Of all the ongoing debate about the potential downsides of AI, there’s one concern that’s causing the most concern among AI enthusiasts in Silicon Valley. Their fear is that giant AI labs selling proprietary models act as Trojan horses of sorts.
The concern is that as startups and enterprises use AI models from labs like OpenAI and Anthropic, the labs gain increasing access to those companies’ most sensitive business data. Model makers can then use this knowledge for themselves, potentially competing with their customers. It varies among those issuing such warnings VC as Jason Calacanis To Palantir CEO Alex Karp.
Now, surprisingly blog post Published on Sunday, Microsoft CEO Satya Nadella joined the crowd. Nadella warns that AI users (“buyers,” as he calls them) are paying twice. They knowingly spend money to use AI features, but they also hand over valuable information in the process.
“You’re essentially paying for intelligence twice, once with money and something even more valuable: the specific knowledge you have to uncover for that intelligence to be useful. The better you want the model to perform, the more knowledge you need to feed it!” he writes.
Most dangerously, businesses are literally training models about the nuances of their business.
“Models learn from the ‘exhaust,’ the proposals people write, the tools agents use, and especially from the corrections people make when the model is wrong. Each correction is distilled into institutional know-how,” he writes.
It’s “the kind of knowledge that a competitor can never get,” and yet businesses transfer it.
Nadella argues that if AI companies freely use the internet to train their models, it’s only fair that businesses learn or “distill” those models in return. “Distillation” is the practice of learning how a model works and using its results to develop a new, often cheaper model based on those insights. In February, Anthropic accused China of open source models Cloda sends millions of requests As a way to improve its models, it called on the US government to tighten export controls.
Nadella’s point is that model makers can’t have it both ways. It is hypocritical for them to freely train on the world’s data while restricting others from doing the same with their models.
“While much innovation is needed from model providers with fair use rights to train models on public data, I find it ironic that the status quo would then turn around and impose restrictive conditions on distillation,” Nadella writes.
Nadella is particularly concerned when model makers “reserve the right to learn from customer usage and interaction data.”
Nadella’s solution is something the CEO of a giant cloud provider would suggest. It wants companies to “retain ownership” of their data, including tips, reviews, and more. So he urges them to build their own “proprietary learning environments” in the cloud (where their data is already stored, which could conveniently mean Microsoft’s cloud, Azure). He also wants companies to build what he calls “orchestration layers” — essentially a way to easily switch between different providers’ AI models, rather than being locked into one. Tools like AI “gateways” that allow companies to do just that are becoming increasingly popular.

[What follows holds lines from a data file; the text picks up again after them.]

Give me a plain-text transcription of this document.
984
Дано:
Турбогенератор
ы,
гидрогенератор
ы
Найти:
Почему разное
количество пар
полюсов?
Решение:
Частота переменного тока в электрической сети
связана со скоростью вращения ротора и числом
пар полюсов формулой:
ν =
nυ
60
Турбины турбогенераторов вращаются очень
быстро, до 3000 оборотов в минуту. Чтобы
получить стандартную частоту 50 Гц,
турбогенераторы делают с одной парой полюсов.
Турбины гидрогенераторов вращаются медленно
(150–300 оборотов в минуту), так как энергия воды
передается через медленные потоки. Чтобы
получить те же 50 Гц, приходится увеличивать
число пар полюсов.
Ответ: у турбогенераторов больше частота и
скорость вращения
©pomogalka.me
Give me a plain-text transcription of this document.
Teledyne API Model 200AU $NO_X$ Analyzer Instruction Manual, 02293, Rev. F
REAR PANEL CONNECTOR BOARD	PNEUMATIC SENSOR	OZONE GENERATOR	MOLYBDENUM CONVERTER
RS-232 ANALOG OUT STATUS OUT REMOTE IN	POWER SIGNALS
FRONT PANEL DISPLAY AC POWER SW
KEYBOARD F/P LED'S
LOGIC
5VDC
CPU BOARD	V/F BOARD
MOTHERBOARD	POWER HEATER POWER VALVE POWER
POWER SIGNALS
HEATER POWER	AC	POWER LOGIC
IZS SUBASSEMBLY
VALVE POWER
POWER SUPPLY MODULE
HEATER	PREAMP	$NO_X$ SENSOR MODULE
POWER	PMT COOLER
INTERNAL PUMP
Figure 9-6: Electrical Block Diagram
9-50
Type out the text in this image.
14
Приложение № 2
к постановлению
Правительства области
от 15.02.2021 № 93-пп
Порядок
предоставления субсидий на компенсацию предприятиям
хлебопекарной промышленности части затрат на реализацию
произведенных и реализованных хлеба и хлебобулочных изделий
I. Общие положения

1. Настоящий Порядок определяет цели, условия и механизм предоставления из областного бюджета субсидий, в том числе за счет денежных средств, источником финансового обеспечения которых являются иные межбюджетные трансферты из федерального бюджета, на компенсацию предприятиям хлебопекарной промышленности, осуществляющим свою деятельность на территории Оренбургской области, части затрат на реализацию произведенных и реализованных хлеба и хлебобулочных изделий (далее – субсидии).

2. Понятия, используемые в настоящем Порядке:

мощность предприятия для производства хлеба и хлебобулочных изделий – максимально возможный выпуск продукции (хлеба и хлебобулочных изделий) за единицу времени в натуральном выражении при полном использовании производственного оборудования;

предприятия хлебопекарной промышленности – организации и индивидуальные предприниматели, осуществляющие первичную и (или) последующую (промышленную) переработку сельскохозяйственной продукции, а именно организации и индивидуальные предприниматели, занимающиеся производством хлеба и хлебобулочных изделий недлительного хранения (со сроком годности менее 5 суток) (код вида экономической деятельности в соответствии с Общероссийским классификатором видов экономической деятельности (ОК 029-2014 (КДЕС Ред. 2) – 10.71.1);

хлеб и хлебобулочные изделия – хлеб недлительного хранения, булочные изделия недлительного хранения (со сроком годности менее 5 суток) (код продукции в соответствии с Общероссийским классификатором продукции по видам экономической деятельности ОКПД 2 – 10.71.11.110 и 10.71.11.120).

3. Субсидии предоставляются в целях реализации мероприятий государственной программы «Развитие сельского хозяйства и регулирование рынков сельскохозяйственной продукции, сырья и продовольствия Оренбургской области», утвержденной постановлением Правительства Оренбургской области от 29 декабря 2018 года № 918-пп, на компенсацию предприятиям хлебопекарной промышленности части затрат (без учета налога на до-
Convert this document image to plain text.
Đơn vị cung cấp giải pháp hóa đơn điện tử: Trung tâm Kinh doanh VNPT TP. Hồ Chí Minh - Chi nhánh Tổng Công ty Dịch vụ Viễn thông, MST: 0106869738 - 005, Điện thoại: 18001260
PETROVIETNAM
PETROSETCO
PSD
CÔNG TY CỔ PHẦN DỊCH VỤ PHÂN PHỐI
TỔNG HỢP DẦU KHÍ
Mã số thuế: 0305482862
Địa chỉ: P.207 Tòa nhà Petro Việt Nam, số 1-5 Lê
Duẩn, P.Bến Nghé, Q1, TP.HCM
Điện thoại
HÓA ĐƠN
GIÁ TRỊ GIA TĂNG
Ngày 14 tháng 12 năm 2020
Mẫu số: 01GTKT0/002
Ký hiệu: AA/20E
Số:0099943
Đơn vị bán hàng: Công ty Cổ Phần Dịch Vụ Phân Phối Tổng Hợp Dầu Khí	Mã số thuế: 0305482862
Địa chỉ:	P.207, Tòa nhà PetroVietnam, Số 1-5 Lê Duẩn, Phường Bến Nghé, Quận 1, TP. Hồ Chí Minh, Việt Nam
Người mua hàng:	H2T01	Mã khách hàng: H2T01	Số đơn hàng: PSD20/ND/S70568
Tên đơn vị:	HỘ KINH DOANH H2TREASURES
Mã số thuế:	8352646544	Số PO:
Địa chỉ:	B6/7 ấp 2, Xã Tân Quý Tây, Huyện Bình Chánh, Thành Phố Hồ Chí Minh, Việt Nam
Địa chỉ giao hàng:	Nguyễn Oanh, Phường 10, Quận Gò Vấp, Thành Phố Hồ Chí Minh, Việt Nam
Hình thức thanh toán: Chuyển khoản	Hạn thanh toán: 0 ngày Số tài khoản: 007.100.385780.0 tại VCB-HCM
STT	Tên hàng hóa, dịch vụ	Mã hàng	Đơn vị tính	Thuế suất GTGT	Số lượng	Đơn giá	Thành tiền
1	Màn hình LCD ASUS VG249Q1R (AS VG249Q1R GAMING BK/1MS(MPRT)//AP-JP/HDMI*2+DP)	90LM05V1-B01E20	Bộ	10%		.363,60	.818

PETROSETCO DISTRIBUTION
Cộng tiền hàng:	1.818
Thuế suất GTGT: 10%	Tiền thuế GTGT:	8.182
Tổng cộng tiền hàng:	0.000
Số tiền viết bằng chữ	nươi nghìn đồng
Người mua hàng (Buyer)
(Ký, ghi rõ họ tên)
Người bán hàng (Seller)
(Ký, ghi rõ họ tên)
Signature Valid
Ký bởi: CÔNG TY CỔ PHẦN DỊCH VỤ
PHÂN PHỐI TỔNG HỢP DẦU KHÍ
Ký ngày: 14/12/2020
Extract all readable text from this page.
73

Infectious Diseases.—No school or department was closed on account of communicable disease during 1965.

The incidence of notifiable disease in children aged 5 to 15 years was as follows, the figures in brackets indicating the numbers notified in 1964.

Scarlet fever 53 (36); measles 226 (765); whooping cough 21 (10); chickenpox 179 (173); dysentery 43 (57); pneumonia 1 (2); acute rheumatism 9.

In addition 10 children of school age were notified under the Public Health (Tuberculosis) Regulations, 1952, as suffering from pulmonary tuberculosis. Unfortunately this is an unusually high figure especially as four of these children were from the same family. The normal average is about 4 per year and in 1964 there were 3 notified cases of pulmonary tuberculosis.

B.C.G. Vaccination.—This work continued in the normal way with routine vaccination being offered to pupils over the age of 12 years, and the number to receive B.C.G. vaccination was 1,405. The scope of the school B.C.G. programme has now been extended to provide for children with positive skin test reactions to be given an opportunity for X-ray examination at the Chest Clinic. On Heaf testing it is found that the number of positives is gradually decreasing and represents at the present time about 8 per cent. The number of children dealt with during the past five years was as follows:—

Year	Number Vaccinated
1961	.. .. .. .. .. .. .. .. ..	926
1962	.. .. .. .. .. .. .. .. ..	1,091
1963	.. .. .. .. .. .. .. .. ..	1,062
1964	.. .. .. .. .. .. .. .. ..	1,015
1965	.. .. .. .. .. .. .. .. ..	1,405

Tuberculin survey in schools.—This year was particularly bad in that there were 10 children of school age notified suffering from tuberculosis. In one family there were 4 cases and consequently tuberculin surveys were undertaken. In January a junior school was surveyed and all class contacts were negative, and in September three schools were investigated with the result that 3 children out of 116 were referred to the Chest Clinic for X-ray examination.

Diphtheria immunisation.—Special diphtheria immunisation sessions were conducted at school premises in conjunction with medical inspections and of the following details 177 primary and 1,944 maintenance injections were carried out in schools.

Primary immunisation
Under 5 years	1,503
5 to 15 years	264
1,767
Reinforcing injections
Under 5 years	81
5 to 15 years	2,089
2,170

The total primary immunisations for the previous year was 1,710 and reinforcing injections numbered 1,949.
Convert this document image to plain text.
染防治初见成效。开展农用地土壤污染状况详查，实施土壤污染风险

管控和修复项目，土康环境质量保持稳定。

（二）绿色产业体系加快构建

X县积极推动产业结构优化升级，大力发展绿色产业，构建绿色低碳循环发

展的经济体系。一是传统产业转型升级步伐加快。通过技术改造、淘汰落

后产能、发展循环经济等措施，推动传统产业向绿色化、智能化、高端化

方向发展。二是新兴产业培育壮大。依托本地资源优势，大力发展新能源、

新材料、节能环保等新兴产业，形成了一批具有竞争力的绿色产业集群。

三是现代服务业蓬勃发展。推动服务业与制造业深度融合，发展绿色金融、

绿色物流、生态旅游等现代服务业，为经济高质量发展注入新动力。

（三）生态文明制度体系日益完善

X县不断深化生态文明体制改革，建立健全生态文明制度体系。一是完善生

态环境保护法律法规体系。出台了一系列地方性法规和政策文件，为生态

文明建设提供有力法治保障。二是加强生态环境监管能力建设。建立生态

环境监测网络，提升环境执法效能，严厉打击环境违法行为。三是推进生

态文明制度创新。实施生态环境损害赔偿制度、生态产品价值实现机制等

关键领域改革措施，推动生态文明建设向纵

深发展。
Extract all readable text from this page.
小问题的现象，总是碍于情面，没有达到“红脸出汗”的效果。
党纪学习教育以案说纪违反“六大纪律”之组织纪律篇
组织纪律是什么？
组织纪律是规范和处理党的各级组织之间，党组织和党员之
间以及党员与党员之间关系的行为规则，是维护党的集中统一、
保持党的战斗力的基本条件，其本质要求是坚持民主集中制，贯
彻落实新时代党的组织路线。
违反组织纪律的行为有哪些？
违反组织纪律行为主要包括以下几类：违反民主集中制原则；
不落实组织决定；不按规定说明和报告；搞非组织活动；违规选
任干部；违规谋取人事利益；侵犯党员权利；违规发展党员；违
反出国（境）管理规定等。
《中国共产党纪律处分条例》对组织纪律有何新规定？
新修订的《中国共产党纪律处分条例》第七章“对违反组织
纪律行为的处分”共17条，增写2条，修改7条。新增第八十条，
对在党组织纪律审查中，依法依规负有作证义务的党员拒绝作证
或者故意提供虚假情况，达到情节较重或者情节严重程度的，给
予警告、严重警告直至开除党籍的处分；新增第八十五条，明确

Although Nadella never used the words “open source” to retain ownership, it is open source. However, there is another subtext.
Large companies, many of which still have their own data centers in addition to using the cloud, are now moving to open source models installed on their premises (“on-prem”, in industry jargon). Idit Levine, founder and CEO of Solo.io, which makes networking and security software that helps businesses manage AI systems, says she’s seeing exactly this shift happen with her clients. After testing with proprietary model makers, they start asking themselves, “Can I take an open source model and run it in-house? It’ll do almost 90% of what the big one does. It’ll cost less,” he tells TechCrunch. “They understand it and they can control it.”
Solo.io technology was chosen as the technology that powers it last year The Linux Foundation’s Agentgateway project. His company counts enterprises such as T-Mobile, ADP and SAP as clients. He sees more and more companies deploying native open source models and sees this as the next big wave in enterprise AI usage.
He is not alone. Vercel (best known as a platform for building and hosting websites, recently added AI model replacement tools) and OpenRouter (a company that helps developers route requests to various AI models) are both seeing traffic growth. open source models. In fact, open models accounted for 29% of all routed traffic Through the door of Versel last month.
With the CEO of Microsoft investing in both OpenAI and Anthropic now publicly urging enterprises to avoid using proprietary models, we’re sure this trend will continue to grow. “By consuming intelligence, you create intelligence. And what you create should be yours,” writes Nadella.